I suppose I'm out of touch,
but the supersized, atom-powered choo-choo in this NBC series isn't my idea of train travel at all.
My adventure fantasies about trains derive from old Hitchcock
movies, with somberly lit Pullmans that rumbled through the night, the rhythm of the wheels at once restful and ominous, as
the suspense built subtly in meaningful glances between strangers, until the body tumbled out of the coat locker. People
used to eat on those trains-trout, usually-and even sleep, tossing in fitful dreams.
Nobody eats or sleeps on Supertrain. They're
too busy discoing and fist-fighting. Everything here is bigger, gaudier and noisier, including the passengers.

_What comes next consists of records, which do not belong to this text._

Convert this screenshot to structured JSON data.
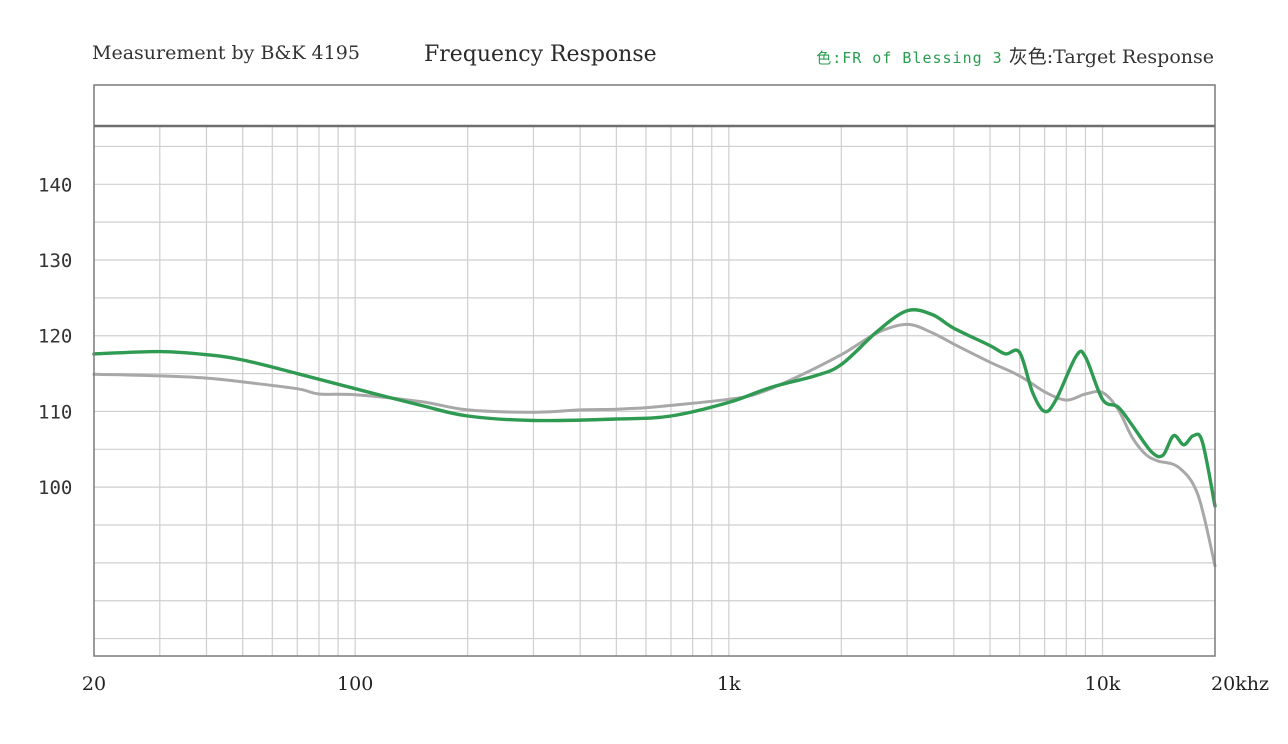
{
  "header": {
    "left": "Measurement by B&K 4195",
    "title": "Frequency Response",
    "legend_green": "色:FR of Blessing 3",
    "legend_grey": "灰色:Target Response"
  },
  "colors": {
    "green": "#2f9a52",
    "grey": "#a8a8a8",
    "grid": "#cfcfcf",
    "frame": "#7a7a7a"
  },
  "chart_data": {
    "type": "line",
    "title": "Frequency Response",
    "xscale": "log",
    "xlim": [
      20,
      20000
    ],
    "ylim": [
      80,
      150
    ],
    "y_ticks": [
      100,
      110,
      120,
      130,
      140
    ],
    "y_tick_labels": [
      "100",
      "110",
      "120",
      "130",
      "140"
    ],
    "x_ticks": [
      20,
      100,
      1000,
      10000,
      20000
    ],
    "x_tick_labels": [
      "20",
      "100",
      "1k",
      "10k",
      "20khz"
    ],
    "series": [
      {
        "name": "FR of Blessing 3",
        "color": "#2f9a52",
        "points": [
          [
            20,
            117.6
          ],
          [
            30,
            117.9
          ],
          [
            40,
            117.5
          ],
          [
            50,
            116.8
          ],
          [
            70,
            115.0
          ],
          [
            100,
            113.0
          ],
          [
            150,
            110.8
          ],
          [
            200,
            109.4
          ],
          [
            300,
            108.8
          ],
          [
            500,
            109.0
          ],
          [
            700,
            109.4
          ],
          [
            1000,
            111.2
          ],
          [
            1300,
            113.2
          ],
          [
            1700,
            114.7
          ],
          [
            2000,
            116.2
          ],
          [
            2500,
            120.6
          ],
          [
            3000,
            123.3
          ],
          [
            3500,
            122.8
          ],
          [
            4000,
            121.0
          ],
          [
            5000,
            118.7
          ],
          [
            5500,
            117.6
          ],
          [
            6000,
            117.8
          ],
          [
            6500,
            112.5
          ],
          [
            7000,
            110.0
          ],
          [
            7500,
            111.5
          ],
          [
            8500,
            117.3
          ],
          [
            9000,
            117.2
          ],
          [
            10000,
            111.6
          ],
          [
            11000,
            110.6
          ],
          [
            12000,
            108.2
          ],
          [
            13500,
            104.7
          ],
          [
            14500,
            104.2
          ],
          [
            15500,
            106.8
          ],
          [
            16500,
            105.6
          ],
          [
            17500,
            106.8
          ],
          [
            18500,
            106.0
          ],
          [
            20000,
            97.5
          ]
        ]
      },
      {
        "name": "Target Response",
        "color": "#a8a8a8",
        "points": [
          [
            20,
            114.9
          ],
          [
            30,
            114.7
          ],
          [
            40,
            114.4
          ],
          [
            50,
            113.9
          ],
          [
            70,
            113.0
          ],
          [
            80,
            112.3
          ],
          [
            100,
            112.2
          ],
          [
            150,
            111.3
          ],
          [
            200,
            110.2
          ],
          [
            300,
            109.9
          ],
          [
            400,
            110.2
          ],
          [
            500,
            110.3
          ],
          [
            600,
            110.5
          ],
          [
            700,
            110.8
          ],
          [
            1000,
            111.6
          ],
          [
            1200,
            112.4
          ],
          [
            1500,
            114.4
          ],
          [
            2000,
            117.5
          ],
          [
            2500,
            120.4
          ],
          [
            3000,
            121.5
          ],
          [
            3500,
            120.4
          ],
          [
            4000,
            118.9
          ],
          [
            5000,
            116.5
          ],
          [
            6000,
            114.7
          ],
          [
            7000,
            112.6
          ],
          [
            8000,
            111.5
          ],
          [
            9000,
            112.3
          ],
          [
            10000,
            112.5
          ],
          [
            11000,
            110.3
          ],
          [
            12000,
            106.6
          ],
          [
            13000,
            104.4
          ],
          [
            14000,
            103.5
          ],
          [
            16000,
            102.6
          ],
          [
            18000,
            99.0
          ],
          [
            20000,
            89.6
          ]
        ]
      }
    ]
  }
}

The design and special-effects people have had a good time,
and the train is quite a marvel, cinematically--a gleaming, two-story behemoth complete with gym, swimming pool and fancy
suites, and it rockets along through desert and prairie most convincingly. The control booth has video monitors and
the disco has cocktail waitresses in silver hot pants.
As we might expect, the stories are less impressive than the
gear. It's the usual triumph of technology over art.
In the long, two-hour premiere, Steve Lawrence was a talent
agent and gambling addict, in debt to a gangster named Big Ed. Aboard the Supertrain, someone kept trying to put Lawrence
away-by planting a suitcase bomb in his room, dumping him unconscious into the pool, locking him in a steam room with buddy
Don Meredith. Our attention was called to several suspects: a lurking criminal type who turned out to be a traveling
salesman, a brutish gangster who whiled away the time abusing his girl friend. This one moseyed on interminable; sometime
in the second hour I wanted to get off and catch a bus home.
One episode shamelessly swiped the plot of Hitchcock's "Strangers
on a Train." Dick Van Dyke was the smiling psychopath, apparently out to kill the wife of a stranger, to repay a favor.
In a final twist, Van Dyke turned out to be a harmless eccentric, which made no sense but possibly eased the writer's conscience
about stealing the rest of the plot.
When early ratings proved disappointed, NBC took the series
off the air for emergency surgery. The "All New Supertrain" appeared April 14, looking remarkably like the
old Supertrain except that the blustery chief operations officer (Edward Andrews) shipped off to recover from
mumps and replaced by a fun couple, Joey Aresco as the new chief and Ilene Graff as a singing social director. Zsa Zsa
Gabor's jewels were stolen. Our new regulars, with security guard Abe Vigoda, tracked down the obvious suspect.
This tale d-r-a-g-g-e-d even more than previous episodes, despite the attempt to glamorize it with models in bikinis and Peter
Lawford playing his usual shopworn sophisticate.
I have an idea that may cut NBC's losses: let Salvage-1
haul that train away and sell it for scrap.